Internally, Fox execs like Walden and Newman will still have and study the overnight data, and it will trickle down to a few key players — but dissemination will stop way higher on the corporate chart than it did before, an insider there told TheWrap.
And Fox is not the only network that has questioned the value of L+SD ratings. Even Les Moonves, who oversees the oldest-skewing broadcaster, CBS, has publicly railed against the relevance of same-day ratings — as has his ratings guru, David Poltrack. That said, CBS hasn’t made a move like this (yet), possibly because the network still fares quite well by the old-school data set.

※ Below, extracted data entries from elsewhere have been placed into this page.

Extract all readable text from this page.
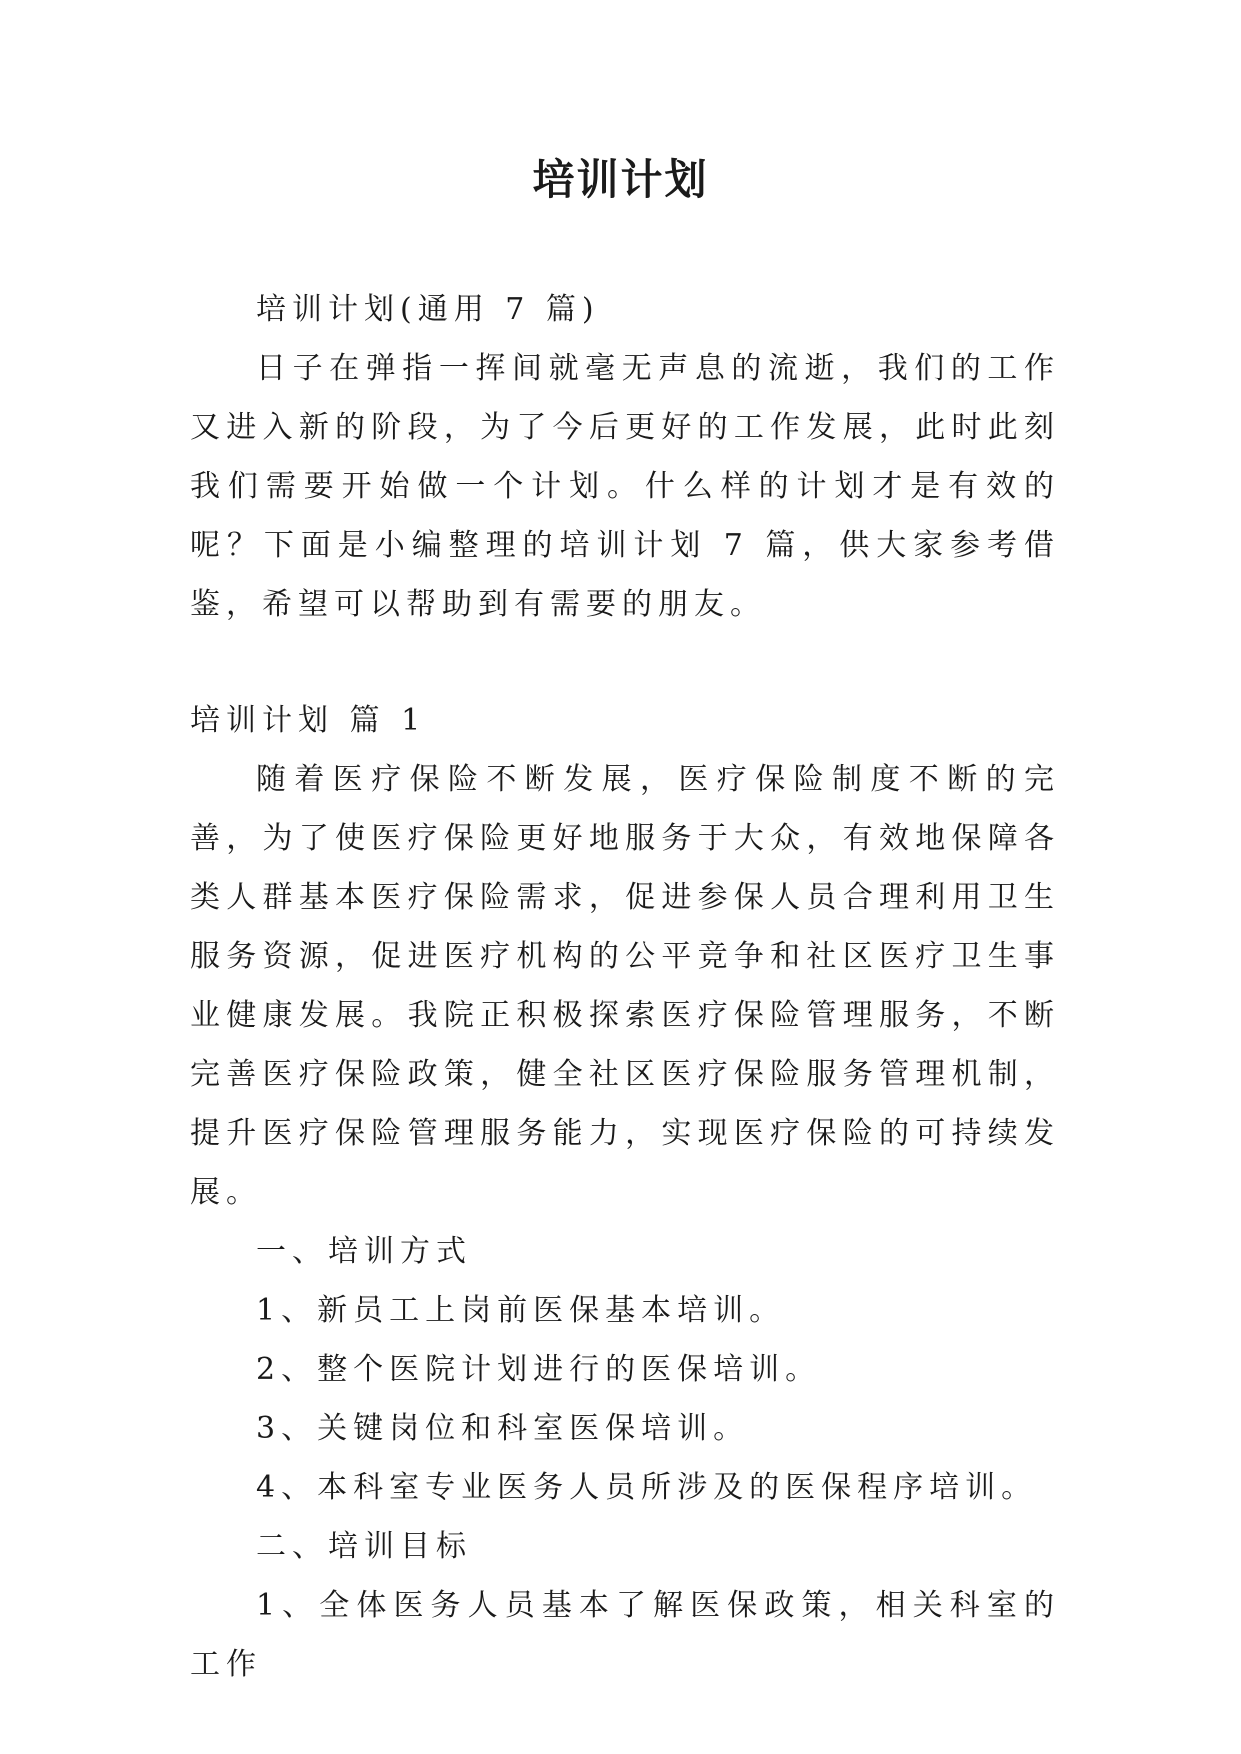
培训计划

培训计划(通用 7 篇)

日子在弹指一挥间就毫无声息的流逝，我们的工作又进入新的阶段，为了今后更好的工作发展，此时此刻我们需要开始做一个计划。什么样的计划才是有效的呢？下面是小编整理的培训计划 7 篇，供大家参考借鉴，希望可以帮助到有需要的朋友。

培训计划 篇 1

随着医疗保险不断发展，医疗保险制度不断的完善，为了使医疗保险更好地服务于大众，有效地保障各类人群基本医疗保险需求，促进参保人员合理利用卫生服务资源，促进医疗机构的公平竞争和社区医疗卫生事业健康发展。我院正积极探索医疗保险管理服务，不断完善医疗保险政策，健全社区医疗保险服务管理机制，提升医疗保险管理服务能力，实现医疗保险的可持续发展。

一、培训方式

1、新员工上岗前医保基本培训。

2、整个医院计划进行的医保培训。

3、关键岗位和科室医保培训。

4、本科室专业医务人员所涉及的医保程序培训。

二、培训目标

1、全体医务人员基本了解医保政策，相关科室的工作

A person with knowledge of the ratings end at yet another broadcast network admitted that there are varying opinions about the topic in their own workplace but doesn’t understand the logic behind Fox’s announcement. The person likened the Walden-Newman declaration to a store owner not looking at their daily sales, simply because there will be more sales the next day. That source doesn’t believe their own network will follow suit, but admits it’s possible.
Fox may be just trying to send more of a message than to call for an overthrow of the measurement. “It reached a point where they had to do something about it to make their point,” Adgate said of Fox’s Friday announcement.
The real goal, network insiders said, is to modify media coverage of ratings toward a metric that favors the delayed viewing that is the norm among audiences, particularly in younger demographics. That’s especially true for Fox, which has struggled in same-day viewing with the lone exception of Lee Daniels’ hip-hop soap opera “Empire.”
One competing network insider called out the suspicious timing of the announcement, as Fox’s “Empire” (pictured above) will go on a midseason break next week.
No network would speak on the record for this story, with one exception: Univision, which barely registers in delayed viewing and therefore defends the use of L+SD ratings.
“We have an engaged audience in primetime who primarily watches our content live,” a spokesperson told TheWrap. “In the current broadcast season, 92 percent of Univision Network’s adult 18-49 viewers watch entertainment programming live — far surpassing the numbers for ABC (48 percent), CBS (52 percent), Fox (50 percent) and NBC (54 percent) for entertainment programming viewing in primetime.”
“This is why Same Day TV ratings are still important, especially for our advertising partners looking for this coveted viewer who watches the programming and commercials live,” the spokesperson added.
And yes, Univision is among the networks that will continue to share Fox’s Live + Same Day data.